Таня откинулась в кресле.
– Случайные знакомые. Не бери в голову.
– Они не заплатили.
– Заплатили. Ты просто не заметил. Такие всегда за всех платят.
– Неприятные люди.
– Им наплевать. Мне тоже.
– По-моему, у них были планы, – сказал Денис. – Насчет тебя.
– Ничего страшного, – весело ответила Таня. – Подумаешь, двух дураков продинамила. Причем один – доктор историософии. Завтра всем расскажу, что лично крутанула динамо доктору историософии. Выпускнику Гарварда. Владельцу особняка в Новой Москве. Такое не каждый день бывает.
Денис вздохнул, решил выпить водки, потом передумал и неуверенно начал:
– Насчет Глеба…
– Не надо, – резко перебила Таня. – Не надо, Денис. Пожалуйста. Как только ты пришел, я все поняла насчет Глеба.
– И что же ты поняла?
– Я была нужна Глебу, – сказала Таня. – Я была важна для Глеба. Важнее меня для Глеба был только один человек – сам Глеб. А теперь у него есть что-то важнее меня. Или кто-то. Глеб больше не испытывает во мне потребности.
– А ты? – спросил Денис.
– Я? – Таня вдруг всхлипнула. – Я пришла одна в дорогой ресторан, набитый самыми грязными разложенцами в городе. Я – девушка Глеба. У меня в сумочке деньги Глеба. На мне платье, купленное Глебом. На мне украшения, купленные Глебом, и туфли. И белье. Я пришла и сижу тут, как дорогая шлюха, у всех на виду, и не знаю, что мне делать.
– Зато я знаю, – твердо сказал Денис. – Поехали отсюда.
– К тебе?
Денис покачал головой.
– Я тут ни при чем. Ты – девушка Глеба. На тебе платье, купленное Глебом, и туфли, и украшения. Кем я буду, если повезу тебя к себе?
– Тогда отвези меня к Глебу.
– Нет.
– Тогда, – Таня побледнела, – иди к черту и оставь меня здесь!
– Нет.
– Идите тогда вы все! – закричала Таня и с размаху швырнула вилку. – С вашими деньгами, с вашей травой, с вашими семенами и почвой! С вашими башнями, схронами и секретами!
Метрдотель, или как там его, был, разумеется, блестяще натренирован и возник перед ними буквально в долю мгновения: плотный, нахмуренный, как бы лоснящийся от осознания важности собственной миссии.
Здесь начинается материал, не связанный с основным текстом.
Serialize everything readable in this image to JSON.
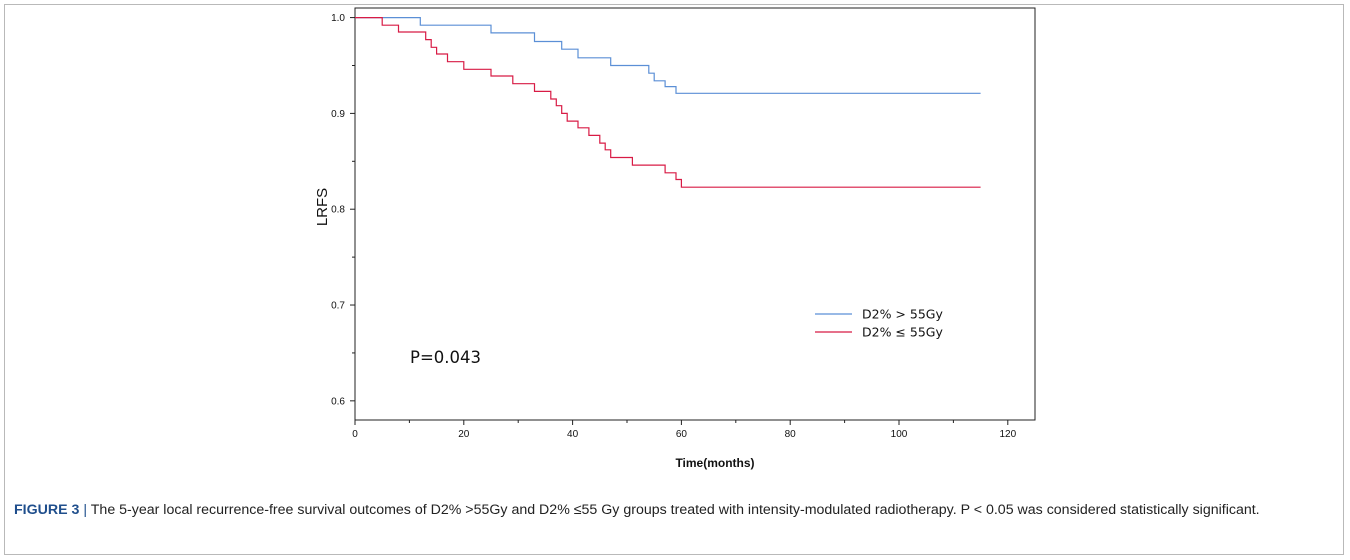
{
  "figure": {
    "label": "FIGURE 3",
    "separator": "|",
    "caption": "The 5-year local recurrence-free survival outcomes of D2% >55Gy and D2% ≤55 Gy groups treated with intensity-modulated radiotherapy. P < 0.05 was considered statistically significant."
  },
  "chart_data": {
    "type": "line",
    "subtype": "kaplan-meier step",
    "title": "",
    "xlabel": "Time(months)",
    "ylabel": "LRFS",
    "xlim": [
      0,
      125
    ],
    "ylim": [
      0.58,
      1.01
    ],
    "x_ticks": [
      0,
      20,
      40,
      60,
      80,
      100,
      120
    ],
    "y_ticks": [
      0.6,
      0.7,
      0.8,
      0.9,
      1.0
    ],
    "y_tick_labels": [
      "0.6",
      "0.7",
      "0.8",
      "0.9",
      "1.0"
    ],
    "grid": false,
    "legend_position": "right-middle",
    "annotation": "P=0.043",
    "series": [
      {
        "name": "D2% > 55Gy",
        "color": "#5b8fd6",
        "x": [
          0,
          12,
          25,
          33,
          38,
          41,
          47,
          54,
          55,
          57,
          59,
          115
        ],
        "y": [
          1.0,
          0.992,
          0.984,
          0.975,
          0.967,
          0.958,
          0.95,
          0.942,
          0.934,
          0.928,
          0.921,
          0.921
        ]
      },
      {
        "name": "D2% ≤ 55Gy",
        "color": "#d81b45",
        "x": [
          0,
          5,
          8,
          13,
          14,
          15,
          17,
          20,
          25,
          29,
          33,
          36,
          37,
          38,
          39,
          41,
          43,
          45,
          46,
          47,
          51,
          57,
          59,
          60,
          115
        ],
        "y": [
          1.0,
          0.992,
          0.985,
          0.977,
          0.969,
          0.962,
          0.954,
          0.946,
          0.939,
          0.931,
          0.923,
          0.915,
          0.908,
          0.9,
          0.892,
          0.885,
          0.877,
          0.869,
          0.862,
          0.854,
          0.846,
          0.838,
          0.831,
          0.823,
          0.823
        ]
      }
    ]
  }
}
– Молодые люди, – прошелестел он, – здесь так себя вести не принято.
– Ты тоже иди к черту! – крикнула Таня, и содержимое одного из бокалов – красное бордо – полетело в лицо метрдотелю; тот и глазом не моргнул, зато рядом возник еще один – тоже плотный и тоже лоснящийся, но с гораздо более равнодушной физиономией.
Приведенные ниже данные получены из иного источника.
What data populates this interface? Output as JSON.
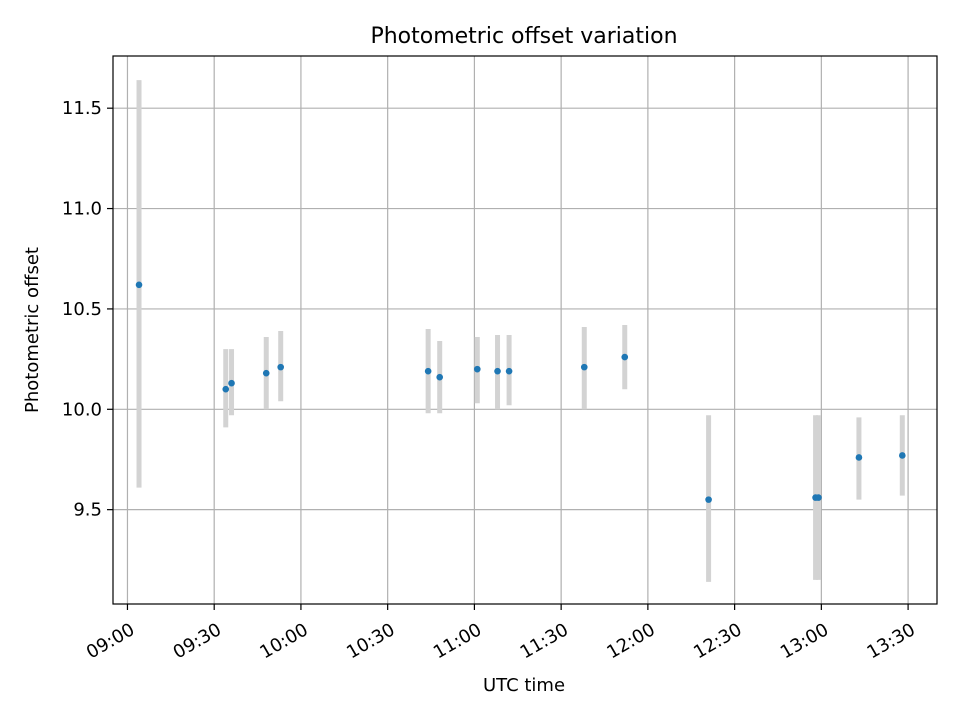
{
  "chart_data": {
    "type": "scatter",
    "title": "Photometric offset variation",
    "xlabel": "UTC time",
    "ylabel": "Photometric offset",
    "grid": true,
    "x_tick_labels": [
      "09:00",
      "09:30",
      "10:00",
      "10:30",
      "11:00",
      "11:30",
      "12:00",
      "12:30",
      "13:00",
      "13:30"
    ],
    "y_ticks": [
      9.5,
      10.0,
      10.5,
      11.0,
      11.5
    ],
    "y_tick_labels": [
      "9.5",
      "10.0",
      "10.5",
      "11.0",
      "11.5"
    ],
    "xlim": [
      "08:55",
      "13:40"
    ],
    "ylim": [
      9.03,
      11.76
    ],
    "series": [
      {
        "points": [
          {
            "x": "09:04",
            "y": 10.62,
            "err_low": 9.61,
            "err_high": 11.64
          },
          {
            "x": "09:34",
            "y": 10.1,
            "err_low": 9.91,
            "err_high": 10.3
          },
          {
            "x": "09:36",
            "y": 10.13,
            "err_low": 9.97,
            "err_high": 10.3
          },
          {
            "x": "09:48",
            "y": 10.18,
            "err_low": 10.0,
            "err_high": 10.36
          },
          {
            "x": "09:53",
            "y": 10.21,
            "err_low": 10.04,
            "err_high": 10.39
          },
          {
            "x": "10:44",
            "y": 10.19,
            "err_low": 9.98,
            "err_high": 10.4
          },
          {
            "x": "10:48",
            "y": 10.16,
            "err_low": 9.98,
            "err_high": 10.34
          },
          {
            "x": "11:01",
            "y": 10.2,
            "err_low": 10.03,
            "err_high": 10.36
          },
          {
            "x": "11:08",
            "y": 10.19,
            "err_low": 10.0,
            "err_high": 10.37
          },
          {
            "x": "11:12",
            "y": 10.19,
            "err_low": 10.02,
            "err_high": 10.37
          },
          {
            "x": "11:38",
            "y": 10.21,
            "err_low": 10.0,
            "err_high": 10.41
          },
          {
            "x": "11:52",
            "y": 10.26,
            "err_low": 10.1,
            "err_high": 10.42
          },
          {
            "x": "12:21",
            "y": 9.55,
            "err_low": 9.14,
            "err_high": 9.97
          },
          {
            "x": "12:58",
            "y": 9.56,
            "err_low": 9.15,
            "err_high": 9.97
          },
          {
            "x": "12:59",
            "y": 9.56,
            "err_low": 9.15,
            "err_high": 9.97
          },
          {
            "x": "13:13",
            "y": 9.76,
            "err_low": 9.55,
            "err_high": 9.96
          },
          {
            "x": "13:28",
            "y": 9.77,
            "err_low": 9.57,
            "err_high": 9.97
          }
        ]
      }
    ]
  },
  "colors": {
    "marker": "#1f77b4",
    "error_bar": "#d3d3d3",
    "grid": "#b0b0b0",
    "axes": "#000000"
  }
}
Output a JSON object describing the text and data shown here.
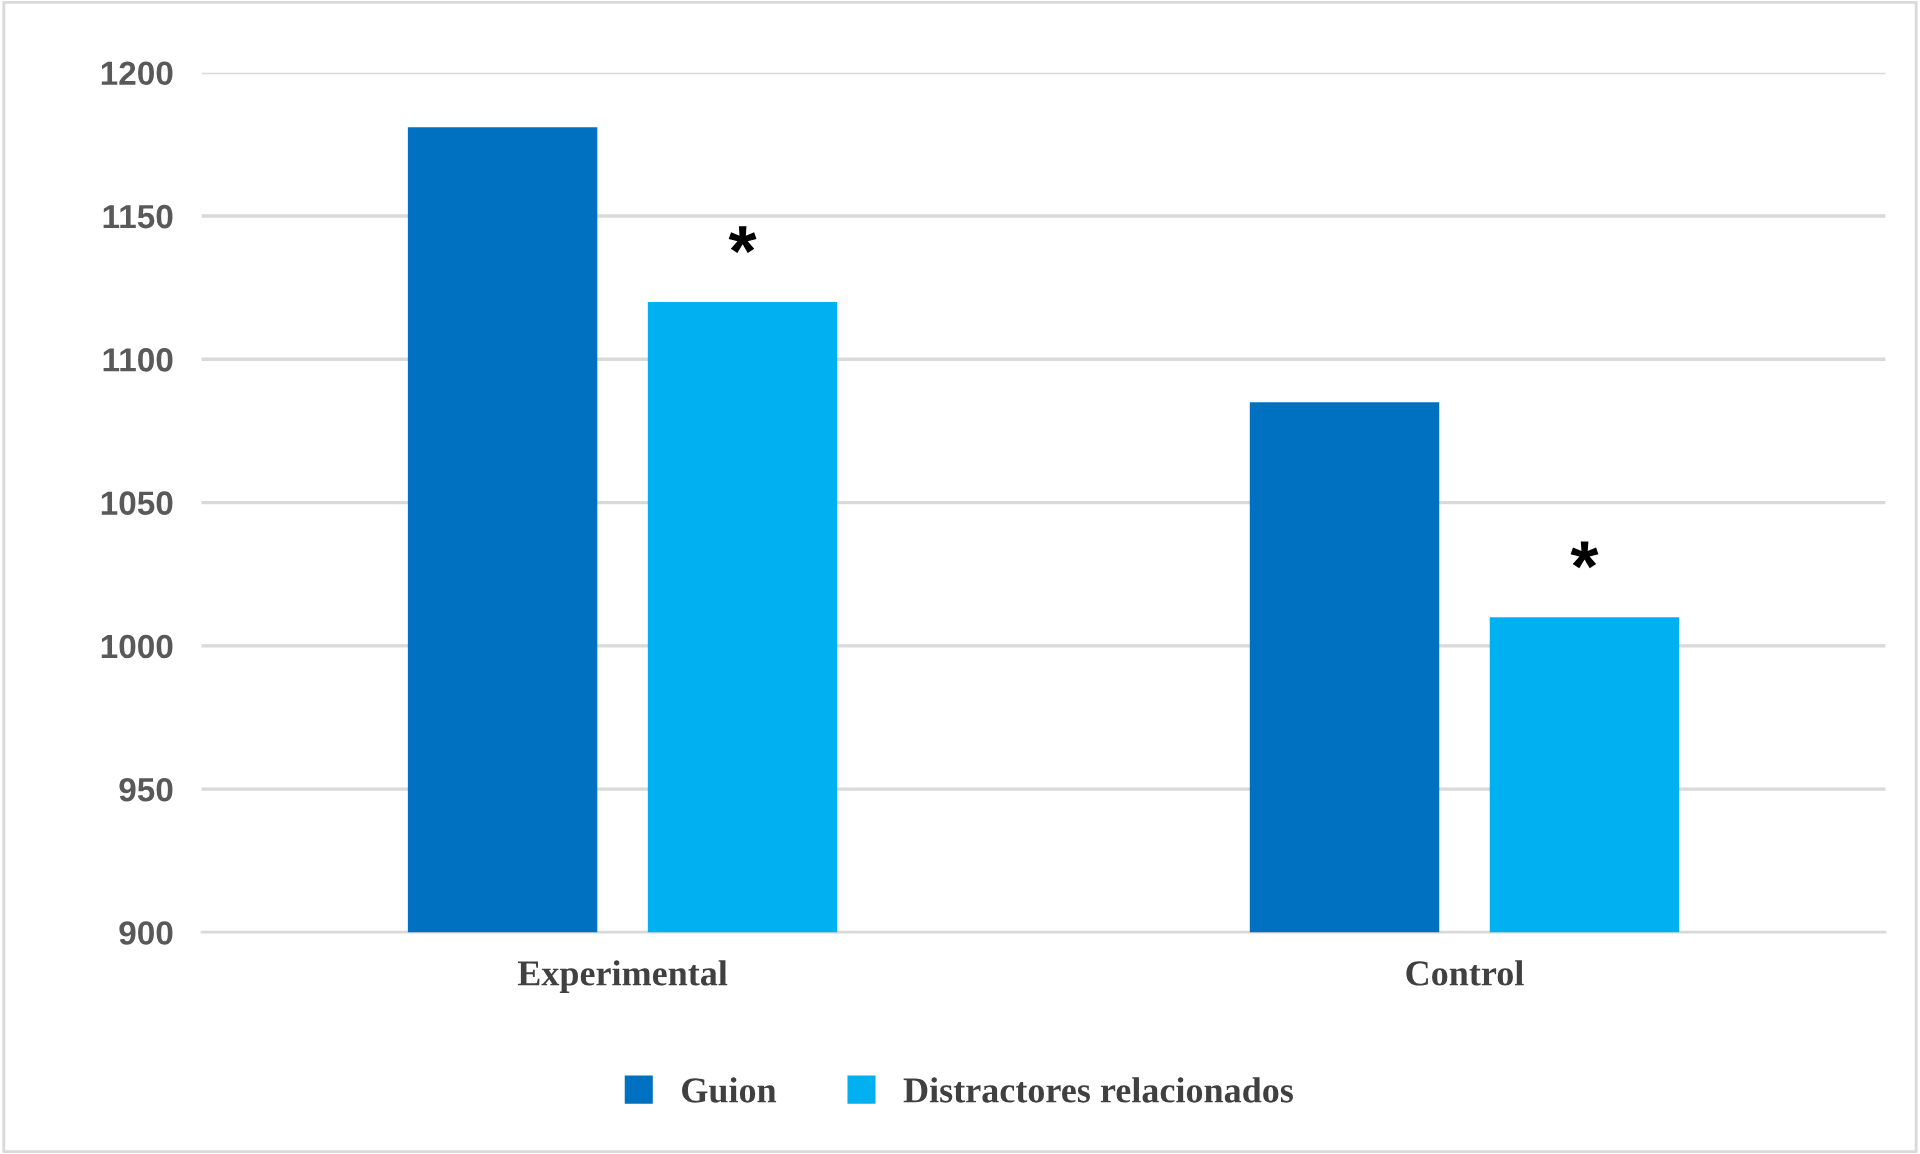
{
  "chart_data": {
    "type": "bar",
    "categories": [
      "Experimental",
      "Control"
    ],
    "series": [
      {
        "name": "Guion",
        "color": "#0070c0",
        "values": [
          1181,
          1085
        ]
      },
      {
        "name": "Distractores relacionados",
        "color": "#00b0f0",
        "values": [
          1120,
          1010
        ]
      }
    ],
    "ylim": [
      900,
      1200
    ],
    "yticks": [
      900,
      950,
      1000,
      1050,
      1100,
      1150,
      1200
    ],
    "grid": "y",
    "legend": "bottom",
    "annotations": [
      "*",
      "*"
    ]
  }
}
– Разрешите нам проводить вас к выходу, – произнес первый, улыбаясь.
Вино стекало с его носа и подбородка на белоснежную грудь.
– Принеси еще водки, – грубо приказала Таня, – и исчезни.
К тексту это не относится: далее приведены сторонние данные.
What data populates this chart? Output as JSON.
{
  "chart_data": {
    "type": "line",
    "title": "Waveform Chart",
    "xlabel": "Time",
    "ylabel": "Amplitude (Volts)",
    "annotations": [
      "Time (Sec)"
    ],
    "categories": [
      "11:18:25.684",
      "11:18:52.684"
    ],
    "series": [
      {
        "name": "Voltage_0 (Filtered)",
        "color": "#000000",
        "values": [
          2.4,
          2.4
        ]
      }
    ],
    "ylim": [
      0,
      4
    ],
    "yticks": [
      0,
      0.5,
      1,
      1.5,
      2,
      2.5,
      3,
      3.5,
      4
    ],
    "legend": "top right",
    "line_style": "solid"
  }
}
– Водки больше не будет, гражданка, – ответил первый; второй молчал и даже, как показалось Денису, не моргал. – И остального тоже. Прошу вас покинуть зал. Сейчас же.
Равнодушный все-таки моргнул, шагнул вперед и приглашающе протянул к Тане крепкую ладонь.
– Не трогай, – тихо посоветовал Денис.
Равнодушный продолжал выдвигать руку, наподобие шарнира, деловито, но не без некоторого изящества.
Можно было решить все миром. Встать, извиниться, улыбнуться, похлопать сотрудников общепита по плечам и гордо уйти, а где-нибудь в коридоре заплатить за разбитую посуду и испорченную манишку метрдотеля, купленную явно не в магазине сети «Все свое». Но тут вдоль невидимой стены ресторана, буквально в десяти шагах от Дениса, прошли, держась за руки, двое – мальчик и девочка, на двоих едва тридцать лет, оба в кроличьих кацавейках, румяные и смущенные обществом друг друга, типичное первое свидание; они повернули в сторону ресторана прекрасные юные лица и замедлили ход. Они явно никогда не были в ресторане для разложенцев и не понимали, что происходит. Денису стало тоскливо, он прикинул габариты метрдотеля и его приятеля и решил прорываться.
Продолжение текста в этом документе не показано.